If this is understood, the fact that assigning A.func = func (which behind the curtains is doing A.__dict__["func"] = func) leaves you with an unbound method, is unsurprising.
In your example the cls in def func(cls): pass actually what will be passed on is the instance (self) of type A. When you apply the classmethod or staticmethod decorators do nothing more than take the first argument obtained during the call of the function/method, and transform it into something else, before calling the function.
classmethod takes the first argument, gets the class object of the instance, and passes that as the first argument to the function call, while staticmethod simply discards the first parameter and calls the function without it.
Point 1: The function func you defined exists as a First-Class Object in Python.

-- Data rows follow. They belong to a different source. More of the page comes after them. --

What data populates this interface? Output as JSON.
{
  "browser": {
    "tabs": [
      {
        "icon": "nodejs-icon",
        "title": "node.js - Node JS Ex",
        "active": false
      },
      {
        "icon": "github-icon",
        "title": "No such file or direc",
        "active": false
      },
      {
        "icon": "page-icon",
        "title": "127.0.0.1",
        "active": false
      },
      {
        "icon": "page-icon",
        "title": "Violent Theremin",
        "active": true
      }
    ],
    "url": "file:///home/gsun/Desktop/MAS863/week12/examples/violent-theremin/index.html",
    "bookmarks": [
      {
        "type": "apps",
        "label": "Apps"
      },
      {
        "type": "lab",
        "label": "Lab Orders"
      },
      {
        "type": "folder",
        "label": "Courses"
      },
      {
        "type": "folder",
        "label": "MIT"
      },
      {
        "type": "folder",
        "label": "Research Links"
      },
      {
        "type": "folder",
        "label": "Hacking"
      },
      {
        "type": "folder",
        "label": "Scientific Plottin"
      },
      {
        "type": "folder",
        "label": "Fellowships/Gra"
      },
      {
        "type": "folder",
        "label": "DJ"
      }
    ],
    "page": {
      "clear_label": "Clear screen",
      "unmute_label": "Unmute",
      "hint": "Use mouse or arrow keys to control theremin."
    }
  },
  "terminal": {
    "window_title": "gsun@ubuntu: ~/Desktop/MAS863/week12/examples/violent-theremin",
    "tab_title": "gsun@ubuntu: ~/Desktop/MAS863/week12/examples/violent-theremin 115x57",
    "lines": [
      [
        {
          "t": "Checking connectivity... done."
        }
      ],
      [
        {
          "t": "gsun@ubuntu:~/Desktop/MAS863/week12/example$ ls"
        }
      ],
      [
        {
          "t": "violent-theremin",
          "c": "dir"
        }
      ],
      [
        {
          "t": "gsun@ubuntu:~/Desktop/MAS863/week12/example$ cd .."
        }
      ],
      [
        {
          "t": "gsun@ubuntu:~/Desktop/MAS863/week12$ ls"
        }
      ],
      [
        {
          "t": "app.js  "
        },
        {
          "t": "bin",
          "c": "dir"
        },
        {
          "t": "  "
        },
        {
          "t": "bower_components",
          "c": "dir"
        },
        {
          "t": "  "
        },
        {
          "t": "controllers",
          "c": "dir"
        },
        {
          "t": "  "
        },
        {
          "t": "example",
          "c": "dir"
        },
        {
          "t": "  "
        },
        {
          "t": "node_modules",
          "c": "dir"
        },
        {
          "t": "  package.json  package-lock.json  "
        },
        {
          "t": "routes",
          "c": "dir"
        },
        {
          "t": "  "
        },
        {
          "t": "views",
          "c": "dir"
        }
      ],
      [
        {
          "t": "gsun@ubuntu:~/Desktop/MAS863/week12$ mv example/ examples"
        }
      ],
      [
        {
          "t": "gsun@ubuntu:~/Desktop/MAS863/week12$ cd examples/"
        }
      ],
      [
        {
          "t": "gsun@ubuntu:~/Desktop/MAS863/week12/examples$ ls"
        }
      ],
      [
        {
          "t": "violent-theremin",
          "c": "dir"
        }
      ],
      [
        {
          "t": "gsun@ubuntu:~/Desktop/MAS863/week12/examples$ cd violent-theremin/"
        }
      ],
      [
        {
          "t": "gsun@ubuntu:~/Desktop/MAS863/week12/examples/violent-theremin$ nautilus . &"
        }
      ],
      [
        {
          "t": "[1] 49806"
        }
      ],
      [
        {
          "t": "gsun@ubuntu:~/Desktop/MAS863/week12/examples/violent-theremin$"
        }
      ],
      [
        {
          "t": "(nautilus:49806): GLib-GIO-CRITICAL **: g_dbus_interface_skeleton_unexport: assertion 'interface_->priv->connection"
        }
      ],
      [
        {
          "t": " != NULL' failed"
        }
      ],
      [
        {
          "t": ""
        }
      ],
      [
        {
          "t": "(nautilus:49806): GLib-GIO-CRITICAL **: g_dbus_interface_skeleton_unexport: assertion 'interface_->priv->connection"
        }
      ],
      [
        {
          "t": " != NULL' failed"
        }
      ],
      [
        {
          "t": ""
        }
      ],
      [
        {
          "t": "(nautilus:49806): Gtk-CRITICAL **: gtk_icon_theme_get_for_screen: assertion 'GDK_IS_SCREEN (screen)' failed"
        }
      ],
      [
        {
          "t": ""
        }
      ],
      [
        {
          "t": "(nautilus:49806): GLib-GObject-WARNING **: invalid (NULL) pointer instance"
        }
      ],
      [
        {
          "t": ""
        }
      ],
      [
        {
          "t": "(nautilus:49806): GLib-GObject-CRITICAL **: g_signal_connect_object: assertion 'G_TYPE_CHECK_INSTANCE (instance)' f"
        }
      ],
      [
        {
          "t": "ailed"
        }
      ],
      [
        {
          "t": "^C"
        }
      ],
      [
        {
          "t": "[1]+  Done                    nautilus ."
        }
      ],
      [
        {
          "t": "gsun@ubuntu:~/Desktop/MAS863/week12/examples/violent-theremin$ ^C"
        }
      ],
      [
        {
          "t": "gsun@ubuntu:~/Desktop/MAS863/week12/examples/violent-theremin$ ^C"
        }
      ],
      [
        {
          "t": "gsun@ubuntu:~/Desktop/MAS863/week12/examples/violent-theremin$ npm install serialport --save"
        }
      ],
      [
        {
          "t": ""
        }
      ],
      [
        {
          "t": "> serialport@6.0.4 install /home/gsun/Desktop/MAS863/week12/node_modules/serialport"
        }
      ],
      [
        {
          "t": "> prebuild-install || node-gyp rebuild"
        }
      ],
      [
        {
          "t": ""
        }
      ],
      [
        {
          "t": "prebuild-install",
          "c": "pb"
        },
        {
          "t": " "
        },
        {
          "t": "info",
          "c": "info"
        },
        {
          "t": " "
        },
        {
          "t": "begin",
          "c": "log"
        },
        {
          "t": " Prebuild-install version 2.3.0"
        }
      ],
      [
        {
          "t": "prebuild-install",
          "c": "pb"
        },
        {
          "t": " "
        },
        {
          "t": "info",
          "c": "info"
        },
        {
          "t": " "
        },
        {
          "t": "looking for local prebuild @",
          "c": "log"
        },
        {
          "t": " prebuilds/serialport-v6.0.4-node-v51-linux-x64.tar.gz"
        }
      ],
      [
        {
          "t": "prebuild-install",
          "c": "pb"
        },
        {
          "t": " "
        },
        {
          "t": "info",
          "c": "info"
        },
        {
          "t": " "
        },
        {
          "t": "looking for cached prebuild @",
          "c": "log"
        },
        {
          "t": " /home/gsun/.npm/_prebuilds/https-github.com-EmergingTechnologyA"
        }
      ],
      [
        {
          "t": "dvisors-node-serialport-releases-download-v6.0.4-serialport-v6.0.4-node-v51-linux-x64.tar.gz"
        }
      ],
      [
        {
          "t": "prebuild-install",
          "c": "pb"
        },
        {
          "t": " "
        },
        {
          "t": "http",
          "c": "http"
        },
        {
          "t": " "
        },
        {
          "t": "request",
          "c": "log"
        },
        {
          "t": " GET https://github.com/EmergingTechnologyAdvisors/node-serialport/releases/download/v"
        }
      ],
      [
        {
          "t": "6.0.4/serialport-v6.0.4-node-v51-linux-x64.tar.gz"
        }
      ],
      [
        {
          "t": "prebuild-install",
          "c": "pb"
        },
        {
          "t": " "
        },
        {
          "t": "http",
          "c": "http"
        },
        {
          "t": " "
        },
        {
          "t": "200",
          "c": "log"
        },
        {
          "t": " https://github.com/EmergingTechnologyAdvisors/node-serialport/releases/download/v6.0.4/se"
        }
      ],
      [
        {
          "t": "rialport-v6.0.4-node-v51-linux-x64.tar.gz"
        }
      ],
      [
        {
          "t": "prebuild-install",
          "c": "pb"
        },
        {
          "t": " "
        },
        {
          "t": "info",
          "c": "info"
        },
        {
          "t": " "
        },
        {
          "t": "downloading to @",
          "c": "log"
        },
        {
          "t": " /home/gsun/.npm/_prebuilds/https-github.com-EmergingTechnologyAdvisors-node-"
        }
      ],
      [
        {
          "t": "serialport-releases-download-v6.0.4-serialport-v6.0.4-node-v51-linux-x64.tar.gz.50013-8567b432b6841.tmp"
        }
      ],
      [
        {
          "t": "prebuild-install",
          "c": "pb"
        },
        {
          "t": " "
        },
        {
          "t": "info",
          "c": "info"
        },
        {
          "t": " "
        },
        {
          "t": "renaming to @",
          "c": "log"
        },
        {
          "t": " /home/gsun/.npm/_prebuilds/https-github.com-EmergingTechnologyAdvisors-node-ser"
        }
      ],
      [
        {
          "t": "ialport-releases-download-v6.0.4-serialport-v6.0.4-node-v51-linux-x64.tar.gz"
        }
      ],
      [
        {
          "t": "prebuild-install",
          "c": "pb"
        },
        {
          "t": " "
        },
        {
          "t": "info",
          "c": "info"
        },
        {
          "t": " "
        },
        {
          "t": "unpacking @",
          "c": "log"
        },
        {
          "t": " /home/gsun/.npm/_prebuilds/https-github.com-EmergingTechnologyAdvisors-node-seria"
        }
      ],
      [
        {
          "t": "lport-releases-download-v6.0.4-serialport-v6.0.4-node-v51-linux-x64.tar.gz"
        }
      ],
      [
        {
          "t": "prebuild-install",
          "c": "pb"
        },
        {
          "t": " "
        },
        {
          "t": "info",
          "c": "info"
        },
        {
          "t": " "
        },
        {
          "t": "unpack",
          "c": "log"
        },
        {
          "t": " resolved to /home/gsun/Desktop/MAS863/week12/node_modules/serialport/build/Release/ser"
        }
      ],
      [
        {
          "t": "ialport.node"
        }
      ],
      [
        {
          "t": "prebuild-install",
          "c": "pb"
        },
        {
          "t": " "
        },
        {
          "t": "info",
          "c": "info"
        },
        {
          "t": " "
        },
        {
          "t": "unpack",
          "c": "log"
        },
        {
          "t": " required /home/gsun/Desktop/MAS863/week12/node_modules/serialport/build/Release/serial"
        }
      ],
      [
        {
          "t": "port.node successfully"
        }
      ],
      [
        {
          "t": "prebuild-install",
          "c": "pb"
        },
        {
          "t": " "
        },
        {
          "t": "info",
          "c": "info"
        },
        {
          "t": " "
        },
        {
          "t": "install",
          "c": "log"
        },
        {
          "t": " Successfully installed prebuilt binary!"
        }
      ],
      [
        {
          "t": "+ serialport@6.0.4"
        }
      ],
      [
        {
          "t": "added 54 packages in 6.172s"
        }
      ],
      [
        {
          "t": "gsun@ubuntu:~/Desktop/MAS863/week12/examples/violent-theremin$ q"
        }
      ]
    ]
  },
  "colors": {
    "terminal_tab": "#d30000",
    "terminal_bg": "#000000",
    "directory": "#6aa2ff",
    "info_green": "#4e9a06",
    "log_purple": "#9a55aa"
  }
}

Point 2: Classes in Python store their attributes in their __dict__.
So what happens when you pass a function as the value of a class attribute in Python? That function is stored in the class' __dict__, making it a method of that class accessed by calling the attribute name you assigned it to.
Relating to MTsoul's comment to Gabriel Hurley's answer:
What is different is that func has a __call__() method, making it "callable", i.e. you can apply the () operator to it. Check out the Python docs (search for __call__ on that page).